Even if I don’t admit it myself, I have a capital, bold letters B-O-R-I-N-G written all over the forehead of my life and a capital D-U-L-L all over me. You see not only do I lack social skills but also my appearance doesn’t help much in boosting up of what is left of my morale. In short, I don’t have confidence of myself. I have a shabby exterior. My messy black hair is almost always tied in an old-fashioned bun, I wear glasses because my eyes are genetically defective and much to my mom's sentiments, she can never persuade me to wear contact lenses - It's uncomfortable and unsafe. My face is always oily, my skin is rough and dry and even my lips are cracking out of water famine. Due to my lack of demeanor in beauty department, I swear I could already pass as an old maid, I couldn’t begin to comprehend the horrendous word that my Mom would always throw at me and that out of all my family, I'm the only person who was asleep when God have graciously blessed and rained down beauty on earth, the irony of it.

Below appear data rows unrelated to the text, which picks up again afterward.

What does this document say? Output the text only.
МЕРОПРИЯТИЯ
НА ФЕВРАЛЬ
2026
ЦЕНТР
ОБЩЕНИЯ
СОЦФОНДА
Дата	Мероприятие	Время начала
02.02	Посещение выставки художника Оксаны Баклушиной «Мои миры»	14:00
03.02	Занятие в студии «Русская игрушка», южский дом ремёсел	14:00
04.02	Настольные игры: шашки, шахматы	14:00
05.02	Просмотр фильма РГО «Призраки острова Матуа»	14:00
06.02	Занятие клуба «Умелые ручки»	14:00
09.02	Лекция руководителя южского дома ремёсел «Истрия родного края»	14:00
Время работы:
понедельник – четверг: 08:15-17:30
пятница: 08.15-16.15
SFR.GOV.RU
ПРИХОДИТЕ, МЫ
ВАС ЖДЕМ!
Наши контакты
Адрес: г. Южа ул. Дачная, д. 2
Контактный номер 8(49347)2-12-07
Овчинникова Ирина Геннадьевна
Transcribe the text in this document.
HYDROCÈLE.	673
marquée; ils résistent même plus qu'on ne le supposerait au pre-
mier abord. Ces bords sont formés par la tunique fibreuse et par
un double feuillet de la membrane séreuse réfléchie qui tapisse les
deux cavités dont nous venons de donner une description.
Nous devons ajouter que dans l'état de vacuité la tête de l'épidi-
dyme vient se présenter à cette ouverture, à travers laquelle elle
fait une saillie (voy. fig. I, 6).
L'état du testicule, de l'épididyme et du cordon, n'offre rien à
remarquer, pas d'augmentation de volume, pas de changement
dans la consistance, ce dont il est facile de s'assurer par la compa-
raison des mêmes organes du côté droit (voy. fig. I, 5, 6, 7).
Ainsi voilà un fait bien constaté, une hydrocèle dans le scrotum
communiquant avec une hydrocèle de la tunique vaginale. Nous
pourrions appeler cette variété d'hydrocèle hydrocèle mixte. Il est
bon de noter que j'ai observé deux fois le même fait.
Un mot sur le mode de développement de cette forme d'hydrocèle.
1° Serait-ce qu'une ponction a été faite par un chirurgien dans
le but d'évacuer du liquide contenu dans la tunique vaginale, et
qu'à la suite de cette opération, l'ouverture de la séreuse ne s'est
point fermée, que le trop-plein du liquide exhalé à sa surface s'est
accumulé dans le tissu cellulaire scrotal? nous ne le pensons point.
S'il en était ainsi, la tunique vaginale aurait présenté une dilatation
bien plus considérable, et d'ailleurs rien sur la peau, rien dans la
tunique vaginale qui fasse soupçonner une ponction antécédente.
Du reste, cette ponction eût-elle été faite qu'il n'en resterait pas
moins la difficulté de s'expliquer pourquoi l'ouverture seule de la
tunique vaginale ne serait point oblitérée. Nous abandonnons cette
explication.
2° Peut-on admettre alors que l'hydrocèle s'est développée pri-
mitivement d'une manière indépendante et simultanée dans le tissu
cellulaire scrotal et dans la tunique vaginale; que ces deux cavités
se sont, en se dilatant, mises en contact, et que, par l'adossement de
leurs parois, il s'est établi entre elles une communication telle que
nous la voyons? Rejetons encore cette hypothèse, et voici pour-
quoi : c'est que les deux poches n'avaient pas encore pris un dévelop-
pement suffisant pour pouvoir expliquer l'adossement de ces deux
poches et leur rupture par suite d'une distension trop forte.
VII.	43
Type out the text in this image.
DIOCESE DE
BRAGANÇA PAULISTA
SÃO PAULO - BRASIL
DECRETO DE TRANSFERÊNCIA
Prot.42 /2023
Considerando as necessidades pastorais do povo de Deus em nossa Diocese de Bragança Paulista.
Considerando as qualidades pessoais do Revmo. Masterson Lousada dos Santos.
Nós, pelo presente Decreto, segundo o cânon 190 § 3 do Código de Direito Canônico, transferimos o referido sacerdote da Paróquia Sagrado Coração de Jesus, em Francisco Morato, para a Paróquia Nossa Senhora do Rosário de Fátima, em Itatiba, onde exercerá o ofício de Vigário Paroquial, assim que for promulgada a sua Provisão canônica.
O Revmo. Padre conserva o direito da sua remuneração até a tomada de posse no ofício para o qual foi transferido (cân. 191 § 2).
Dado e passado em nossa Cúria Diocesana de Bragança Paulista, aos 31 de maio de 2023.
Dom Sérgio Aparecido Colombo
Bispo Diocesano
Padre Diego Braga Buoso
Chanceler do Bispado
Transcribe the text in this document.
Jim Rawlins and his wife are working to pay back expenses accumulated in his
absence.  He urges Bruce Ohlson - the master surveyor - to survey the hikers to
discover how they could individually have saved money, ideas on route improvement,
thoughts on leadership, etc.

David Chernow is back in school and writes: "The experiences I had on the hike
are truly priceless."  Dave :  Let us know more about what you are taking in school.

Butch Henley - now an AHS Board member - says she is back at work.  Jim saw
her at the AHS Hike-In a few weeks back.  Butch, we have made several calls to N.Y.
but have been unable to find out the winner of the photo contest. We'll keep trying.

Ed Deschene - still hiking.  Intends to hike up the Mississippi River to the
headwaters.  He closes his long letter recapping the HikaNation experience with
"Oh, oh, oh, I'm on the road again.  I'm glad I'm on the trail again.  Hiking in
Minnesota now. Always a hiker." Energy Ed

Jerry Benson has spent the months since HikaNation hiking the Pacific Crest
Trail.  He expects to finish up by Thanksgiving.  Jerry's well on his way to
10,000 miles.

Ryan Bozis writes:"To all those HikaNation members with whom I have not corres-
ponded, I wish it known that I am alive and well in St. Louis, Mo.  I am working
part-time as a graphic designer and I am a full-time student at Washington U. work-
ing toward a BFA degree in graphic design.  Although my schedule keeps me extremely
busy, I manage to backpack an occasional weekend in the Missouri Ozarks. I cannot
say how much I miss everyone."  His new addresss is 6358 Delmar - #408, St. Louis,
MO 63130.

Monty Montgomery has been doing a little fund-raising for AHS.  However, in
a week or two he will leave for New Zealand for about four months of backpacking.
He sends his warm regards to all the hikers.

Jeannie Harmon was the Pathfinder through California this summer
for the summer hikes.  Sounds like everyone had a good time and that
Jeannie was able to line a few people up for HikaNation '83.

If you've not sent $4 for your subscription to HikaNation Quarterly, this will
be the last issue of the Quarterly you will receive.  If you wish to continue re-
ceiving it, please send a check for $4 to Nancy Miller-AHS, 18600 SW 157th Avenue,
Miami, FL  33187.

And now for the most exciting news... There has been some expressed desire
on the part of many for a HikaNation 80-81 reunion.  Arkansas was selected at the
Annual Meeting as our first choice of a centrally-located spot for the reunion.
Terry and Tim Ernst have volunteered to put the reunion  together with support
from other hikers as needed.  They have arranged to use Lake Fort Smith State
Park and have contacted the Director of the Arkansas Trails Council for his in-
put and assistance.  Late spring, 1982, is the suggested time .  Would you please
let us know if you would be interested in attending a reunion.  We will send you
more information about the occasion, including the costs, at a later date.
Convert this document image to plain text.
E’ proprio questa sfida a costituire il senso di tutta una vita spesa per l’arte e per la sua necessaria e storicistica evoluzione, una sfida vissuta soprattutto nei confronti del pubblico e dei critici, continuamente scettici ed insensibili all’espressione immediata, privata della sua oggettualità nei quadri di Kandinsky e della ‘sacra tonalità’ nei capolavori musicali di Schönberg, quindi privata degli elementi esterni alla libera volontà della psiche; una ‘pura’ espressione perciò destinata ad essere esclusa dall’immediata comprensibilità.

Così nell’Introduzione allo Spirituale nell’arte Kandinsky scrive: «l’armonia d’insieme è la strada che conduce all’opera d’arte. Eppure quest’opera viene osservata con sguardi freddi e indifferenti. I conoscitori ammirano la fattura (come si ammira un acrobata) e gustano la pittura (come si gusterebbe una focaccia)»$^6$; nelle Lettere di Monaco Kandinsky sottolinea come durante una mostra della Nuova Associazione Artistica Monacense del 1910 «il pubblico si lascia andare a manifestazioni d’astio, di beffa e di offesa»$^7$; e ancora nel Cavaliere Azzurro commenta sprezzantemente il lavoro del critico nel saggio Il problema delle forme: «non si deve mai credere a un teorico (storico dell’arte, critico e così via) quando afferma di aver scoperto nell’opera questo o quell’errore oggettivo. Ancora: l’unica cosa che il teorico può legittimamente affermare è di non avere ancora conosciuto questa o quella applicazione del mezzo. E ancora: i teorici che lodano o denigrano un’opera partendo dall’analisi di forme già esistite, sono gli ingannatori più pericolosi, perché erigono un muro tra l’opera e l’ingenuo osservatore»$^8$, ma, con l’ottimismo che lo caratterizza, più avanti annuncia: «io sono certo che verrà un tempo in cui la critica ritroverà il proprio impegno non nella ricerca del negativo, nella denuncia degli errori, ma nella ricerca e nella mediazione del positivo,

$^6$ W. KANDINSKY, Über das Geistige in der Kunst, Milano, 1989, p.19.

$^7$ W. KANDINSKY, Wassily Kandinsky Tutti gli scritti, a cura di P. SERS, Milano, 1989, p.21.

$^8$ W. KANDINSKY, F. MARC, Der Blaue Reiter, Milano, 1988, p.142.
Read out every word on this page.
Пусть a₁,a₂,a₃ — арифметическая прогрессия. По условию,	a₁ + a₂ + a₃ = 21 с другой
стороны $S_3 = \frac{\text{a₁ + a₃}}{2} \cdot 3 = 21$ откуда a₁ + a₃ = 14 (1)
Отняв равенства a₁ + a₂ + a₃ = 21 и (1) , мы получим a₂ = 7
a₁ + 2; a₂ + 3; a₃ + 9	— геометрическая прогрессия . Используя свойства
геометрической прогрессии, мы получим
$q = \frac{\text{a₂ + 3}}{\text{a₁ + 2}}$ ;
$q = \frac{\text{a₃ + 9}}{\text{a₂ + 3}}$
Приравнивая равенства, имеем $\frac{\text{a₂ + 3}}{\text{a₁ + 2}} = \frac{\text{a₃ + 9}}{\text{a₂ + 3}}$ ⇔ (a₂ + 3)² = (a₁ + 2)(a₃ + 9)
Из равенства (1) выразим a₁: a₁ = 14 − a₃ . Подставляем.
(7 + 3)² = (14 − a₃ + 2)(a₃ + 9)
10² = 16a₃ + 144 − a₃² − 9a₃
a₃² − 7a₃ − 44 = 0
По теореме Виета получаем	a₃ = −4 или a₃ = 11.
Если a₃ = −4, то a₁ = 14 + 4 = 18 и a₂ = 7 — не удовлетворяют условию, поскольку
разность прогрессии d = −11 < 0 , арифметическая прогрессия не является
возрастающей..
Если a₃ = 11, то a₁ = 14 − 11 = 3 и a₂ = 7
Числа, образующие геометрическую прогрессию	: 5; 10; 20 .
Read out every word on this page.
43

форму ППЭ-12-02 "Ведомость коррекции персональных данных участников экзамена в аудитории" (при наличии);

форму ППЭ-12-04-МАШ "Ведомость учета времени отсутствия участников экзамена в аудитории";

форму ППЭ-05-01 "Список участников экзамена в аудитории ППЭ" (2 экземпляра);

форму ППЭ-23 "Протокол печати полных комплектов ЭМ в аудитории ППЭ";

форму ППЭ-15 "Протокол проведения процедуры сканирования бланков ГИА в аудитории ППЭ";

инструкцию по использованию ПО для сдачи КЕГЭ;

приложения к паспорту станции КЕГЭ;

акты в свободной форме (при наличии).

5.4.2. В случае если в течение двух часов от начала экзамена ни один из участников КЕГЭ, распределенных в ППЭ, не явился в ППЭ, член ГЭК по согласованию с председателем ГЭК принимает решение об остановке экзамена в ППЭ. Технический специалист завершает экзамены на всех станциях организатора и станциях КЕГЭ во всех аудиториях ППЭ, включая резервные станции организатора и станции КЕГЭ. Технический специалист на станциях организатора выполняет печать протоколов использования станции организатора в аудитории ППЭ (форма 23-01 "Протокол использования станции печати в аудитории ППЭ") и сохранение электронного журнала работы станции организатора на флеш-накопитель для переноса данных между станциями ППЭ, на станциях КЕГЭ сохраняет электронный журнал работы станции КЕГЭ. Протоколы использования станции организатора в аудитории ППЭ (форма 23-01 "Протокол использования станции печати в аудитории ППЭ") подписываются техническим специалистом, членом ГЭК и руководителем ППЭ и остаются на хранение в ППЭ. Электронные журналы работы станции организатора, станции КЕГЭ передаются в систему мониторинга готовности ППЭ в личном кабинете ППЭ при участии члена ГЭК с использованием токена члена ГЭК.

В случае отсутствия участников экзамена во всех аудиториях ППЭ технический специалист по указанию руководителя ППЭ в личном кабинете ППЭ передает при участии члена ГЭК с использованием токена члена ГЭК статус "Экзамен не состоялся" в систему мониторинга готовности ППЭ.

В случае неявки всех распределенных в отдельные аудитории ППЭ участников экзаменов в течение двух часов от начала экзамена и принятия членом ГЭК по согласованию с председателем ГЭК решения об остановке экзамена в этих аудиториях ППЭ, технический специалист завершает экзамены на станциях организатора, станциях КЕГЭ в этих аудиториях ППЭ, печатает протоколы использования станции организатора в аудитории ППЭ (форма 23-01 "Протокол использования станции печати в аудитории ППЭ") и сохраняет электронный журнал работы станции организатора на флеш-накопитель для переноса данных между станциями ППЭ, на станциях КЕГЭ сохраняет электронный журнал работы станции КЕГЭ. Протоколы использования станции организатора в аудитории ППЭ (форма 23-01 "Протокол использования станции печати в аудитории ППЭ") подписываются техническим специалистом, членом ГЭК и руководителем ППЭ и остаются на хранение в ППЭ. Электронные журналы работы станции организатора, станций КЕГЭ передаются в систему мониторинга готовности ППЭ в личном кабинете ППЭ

Unsocial + B-O-R-I-N-G + D-U-L-L + UGLY = %#@&*

I don’t even know the answer. To sum it up, I'm an extraterrestrial being, lost in this beautiful vast planet, called EARTH. Oh the horror! I am always out-of-place and always will be. This is the reason why I never had any friends. I didn’t even join any clubs for fear that I might throw-up again. I wouldn’t want to puke all over just because I was having a hard time introducing myself, so to avoid that from happening I secluded myself from all of the people through silence.

I WAS perfectly comfortable with my world because...

In Silence, I don’t have to explain to people why I'm sad or happy.

In Silence, I wouldn’t have to deal with other people's troubles let alone think of a solution to their problem.

In Silence, I can do whatever I want to do without getting afraid of what other people might think

In Silence, I can’t hurt other people

In Silence, I don’t have to compromise

In Silence, I can keep my own feelings without someone finding about it.

It was all-good, I have no complains whatsoever. I was so used to my world.

But,

Along came the seven un-identified species, which suddenly came like a thief in the night and threatened to wreak havoc my once peaceful-mundane life. Not only that but they proved me wrong about the world I WAS trying to live.

That with my silence, everything can get so LOUD, CHAOTIC, COMPLICATED and TROUBLESOME. That with my silence once was simple become really difficult for me, and now I'm standing on this cliff of pandemonium, troubled and scared. Facing a life and death situation. How did it all started?

Well, it started 3 years ago...

Oh by the way, my name is Ana Caldwell and this is my piece of SILENCE.